Sample size and uncertainty when predicting with polls: the shortcomings of confidence intervals

Robert Samohyl

doi:10.29115/SP-2020-0001

Introduction

It has become increasingly common to move away from the confidence interval procedure for elaborating election predictions and toward probabilistic measures of candidate success. Instead of calculating poll averages with margins of error, researchers calculate the probability of a certain candidate winning the election. The two procedures require the same data, however the second procedure, as argued here, yields a more palpable result (Silver 2013). Polling through random samples is supposed to offer the best information available, at operationally low cost, as to the tendency of a candidate winning an election. Nevertheless, survey data will always be accompanied by the inevitable uncertainty of sample error even when rigorously following the traditional rules of random sampling. Survey data not only represent the relative popularity of two or more candidates but also reveal options in the “do not know/refuse to answer” (dk/ref) category.

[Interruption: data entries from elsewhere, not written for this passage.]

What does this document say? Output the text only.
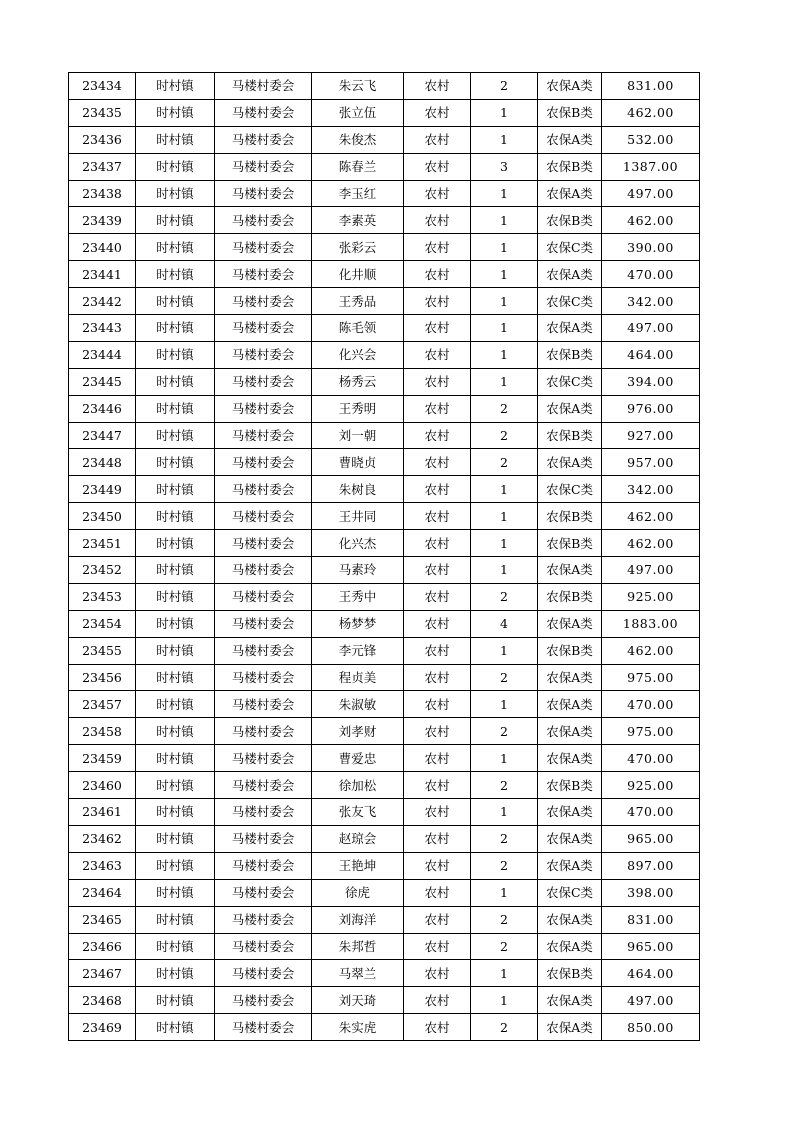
23434	时村镇	马楼村委会	朱云飞	农村	2	农保A类	831.00
23435	时村镇	马楼村委会	张立伍	农村	1	农保B类	462.00
23436	时村镇	马楼村委会	朱俊杰	农村	1	农保A类	532.00
23437	时村镇	马楼村委会	陈春兰	农村	3	农保B类	1387.00
23438	时村镇	马楼村委会	李玉红	农村	1	农保A类	497.00
23439	时村镇	马楼村委会	李素英	农村	1	农保B类	462.00
23440	时村镇	马楼村委会	张彩云	农村	1	农保C类	390.00
23441	时村镇	马楼村委会	化井顺	农村	1	农保A类	470.00
23442	时村镇	马楼村委会	王秀品	农村	1	农保C类	342.00
23443	时村镇	马楼村委会	陈毛领	农村	1	农保A类	497.00
23444	时村镇	马楼村委会	化兴会	农村	1	农保B类	464.00
23445	时村镇	马楼村委会	杨秀云	农村	1	农保C类	394.00
23446	时村镇	马楼村委会	王秀明	农村	2	农保A类	976.00
23447	时村镇	马楼村委会	刘一朝	农村	2	农保B类	927.00
23448	时村镇	马楼村委会	曹晓贞	农村	2	农保A类	957.00
23449	时村镇	马楼村委会	朱树良	农村	1	农保C类	342.00
23450	时村镇	马楼村委会	王井同	农村	1	农保B类	462.00
23451	时村镇	马楼村委会	化兴杰	农村	1	农保B类	462.00
23452	时村镇	马楼村委会	马素玲	农村	1	农保A类	497.00
23453	时村镇	马楼村委会	王秀中	农村	2	农保B类	925.00
23454	时村镇	马楼村委会	杨梦梦	农村	4	农保A类	1883.00
23455	时村镇	马楼村委会	李元锋	农村	1	农保B类	462.00
23456	时村镇	马楼村委会	程贞美	农村	2	农保A类	975.00
23457	时村镇	马楼村委会	朱淑敏	农村	1	农保A类	470.00
23458	时村镇	马楼村委会	刘孝财	农村	2	农保A类	975.00
23459	时村镇	马楼村委会	曹爱忠	农村	1	农保A类	470.00
23460	时村镇	马楼村委会	徐加松	农村	2	农保B类	925.00
23461	时村镇	马楼村委会	张友飞	农村	1	农保A类	470.00
23462	时村镇	马楼村委会	赵琼会	农村	2	农保A类	965.00
23463	时村镇	马楼村委会	王艳坤	农村	2	农保A类	897.00
23464	时村镇	马楼村委会	徐虎	农村	1	农保C类	398.00
23465	时村镇	马楼村委会	刘海洋	农村	2	农保A类	831.00
23466	时村镇	马楼村委会	朱邦哲	农村	2	农保A类	965.00
23467	时村镇	马楼村委会	马翠兰	农村	1	农保B类	464.00
23468	时村镇	马楼村委会	刘天琦	农村	1	农保A类	497.00
23469	时村镇	马楼村委会	朱实虎	农村	2	农保A类	850.00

The question is how the numerical results from polling should be translated into a clear statement of voter preference. We will show here that the traditional confidence interval method is a poor instrument for determining the tendencies of an election producing ambiguous results while at the same time requiring relatively large sample size. The important discussion of how probabilities should be presented for a clear and quick explanation to the public is not elaborated here. The immediate proposal is to demonstrate why one statistical method is more precise than the traditional approach. Once the probabilistic method is presented, then suggestions for the pedagogy of statistics may be produced in future work. (See Gigerenzer et al. [2007] for some interesting ideas in this area.)

A simple example

To clarify the questions asked here, we work from a simplified example shown in Table 1, using the normal approximation to the binomial for calculating confidence limits.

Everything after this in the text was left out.